Friends of Padre Steve’s World,

I’ve served in ERs and ICUs during pandemics, but none as bad as this one. Likewise, I have seen far too many people die, I lost count somewhere after 700, but can still remember many of the dead, their families, and those who tried to save them like it happened yesterday. Many of the cases I dealt with were violent deaths, others from people who were in the words of ICU doctors and nurses, medical disaster areas because they had so many things wrong with them that you could treat one disease or organ, but have more organ failures. In the Medical ICU this is called multiple system organ failure. I have been with people who died with loving families and friends with them, others who died alone, and still others, especially dying AIDS patients die and being condemned to hell by family members who then used the opportunity to separate the patient from his lover and best friends.

I have also seen those who survived their illnesses or injuries, but never fully recovered after long periods on ventilators to keep them breathing and huge concoctions of drugs and procedures to give them a chance to survive.

As a part of the treatment team I was often the go between from the physicians to the patients family members, providing ministry, even as I shuttled information between them with the goal of trying to help the patient survive. Sometimes all treatments were futile and I would help prepare the patients or the families for the end. Even as I write this the memories, images, and even sounds of these encounters of life between life and death.

Even without the scourge of a pandemic, ERs and ICUs in inner city medical and trauma centers, tend to resemble combat zones. Surges of critical patients flooding ERs followed by brief lulls, that are then followed by more surges. In between surges housekeeping crews clean the blood, fluids, gauze, wrappings from needles, intubation kits, chest tubes, masks and gloves, as doctors transcribe their notes, nurses and techs restock the rooms, and others either prep and transport the patient to the operating room, appropriate ICU, or ward. If the patient didn’t survive, following time for the family or friends to say goodbyes, the staff preserves the body, leaving in it the intubation tube, chest tube, catheters, and any other invasive treatments, place it in a body bag, and transport to the morgue. If the person was known to be infected by HIV or H1N1, or the SARS, MERS, or Ebola outbreaks when I was working in a hospital, more protective measures are taken.

 

Unlike television where miraculously people are pulled from the jaws of death, it doesn’t always happen, especially if the patient is being coded when they arrive in the ER aboard an ambulance, or their heart and breathing stops requiring the ER team to begin the Code, which unlike on television is a rather violent attempt to save the patient’s life. Cardiac compressions begin, the patient is incubated, lines of saline IV fluids are placed and set to maximum flow to keep the blood pressure up, if need cardiac stimulants such as atrophiere are administered, sometimes directly into the heart.  If the injury is due to trauma, or perhaps an Abdominal Aortic Aneurysm, the patient’s chest may need to be cracked. If this happens happens in the ER it is a truly ghastly sight, as the instrument used to separate the ribs looks like the bones of some dinosaur, and unless the trauma surgeons, surgery resident, or ER physician manages to repair the damage and get the heart started the patient dies. Only about one in a hundred survive the procedure under those conditions.

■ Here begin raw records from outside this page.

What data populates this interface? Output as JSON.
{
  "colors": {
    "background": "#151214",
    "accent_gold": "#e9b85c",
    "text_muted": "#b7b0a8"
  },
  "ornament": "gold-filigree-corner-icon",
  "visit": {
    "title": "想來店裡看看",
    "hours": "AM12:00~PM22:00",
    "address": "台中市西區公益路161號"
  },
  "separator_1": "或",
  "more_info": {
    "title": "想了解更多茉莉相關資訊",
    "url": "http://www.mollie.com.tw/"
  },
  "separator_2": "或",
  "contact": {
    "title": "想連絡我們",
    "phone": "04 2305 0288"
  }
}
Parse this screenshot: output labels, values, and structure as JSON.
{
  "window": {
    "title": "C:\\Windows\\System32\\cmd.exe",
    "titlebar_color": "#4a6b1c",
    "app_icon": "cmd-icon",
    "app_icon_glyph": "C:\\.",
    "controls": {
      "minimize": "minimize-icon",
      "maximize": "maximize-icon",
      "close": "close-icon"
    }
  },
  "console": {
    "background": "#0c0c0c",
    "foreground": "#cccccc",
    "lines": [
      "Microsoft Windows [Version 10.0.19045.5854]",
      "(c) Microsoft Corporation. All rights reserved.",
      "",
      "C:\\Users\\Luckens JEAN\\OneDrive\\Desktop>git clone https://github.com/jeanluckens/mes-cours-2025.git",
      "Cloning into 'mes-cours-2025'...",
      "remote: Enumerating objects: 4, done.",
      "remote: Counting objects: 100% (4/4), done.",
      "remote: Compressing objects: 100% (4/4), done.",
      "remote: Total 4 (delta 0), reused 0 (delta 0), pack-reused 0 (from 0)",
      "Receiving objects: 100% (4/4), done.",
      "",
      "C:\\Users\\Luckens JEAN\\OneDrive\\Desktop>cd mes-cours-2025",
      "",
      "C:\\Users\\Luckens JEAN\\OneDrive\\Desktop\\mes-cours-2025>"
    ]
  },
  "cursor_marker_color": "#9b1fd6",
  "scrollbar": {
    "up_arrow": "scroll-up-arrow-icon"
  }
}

In the  ICUs of various types, Medical, Cardiac, Trauma/Surgery, Cardio-Thoracic, Neurosurgery, Burn, Pediatric, and Neo-Natal there can be chaos as well, but in normal times it is more controlled than in the ER, but despite the best efforts not everyone who gets to the ICU gets out. No matter how caring the staff, the ICU is a clinical and cold setting. In every room or bay there are ventilators, monitors, specialized beds, pneumatic heated blankets sometimes known as Bear Huggers”, crash carts. Available in a fully equipped ICU are dialysis machines, portable X-Rays, and even CAT Scans, under the direction of the ICU attending physician, physician specialists of various types, residents, and physicians. Most of the nurses are Critical Care RNs or have have attained the status of Nurse Practitioners. The techs that work in the ICUs are the best. Likewise there are Clinical Social Workers, Discharge Planners, Unit Clerks, and often Chaplains, like me.

 

In my last full time fully equipped ICU I took the time to learn about what our physicians, techs, and nurses did. I asked questions about how to read cardiac monitors, understand the importance of blood oxygen levels, know when a patient was going into an abnormal heart rhythm, or who was dropping their blood pressure, or de-sating. I still have a copy of the ICU book. One of our ICU attending physicians asked why I didn’t go to medical school, and I had to admit that because of my wretched high school advanced mathematics experience was that it would probably take me at least three years to catch up on the math, algebra, and calculus needed just to get into medical school, and that after the poverty of seminary that Judy would never consent to it. He understood.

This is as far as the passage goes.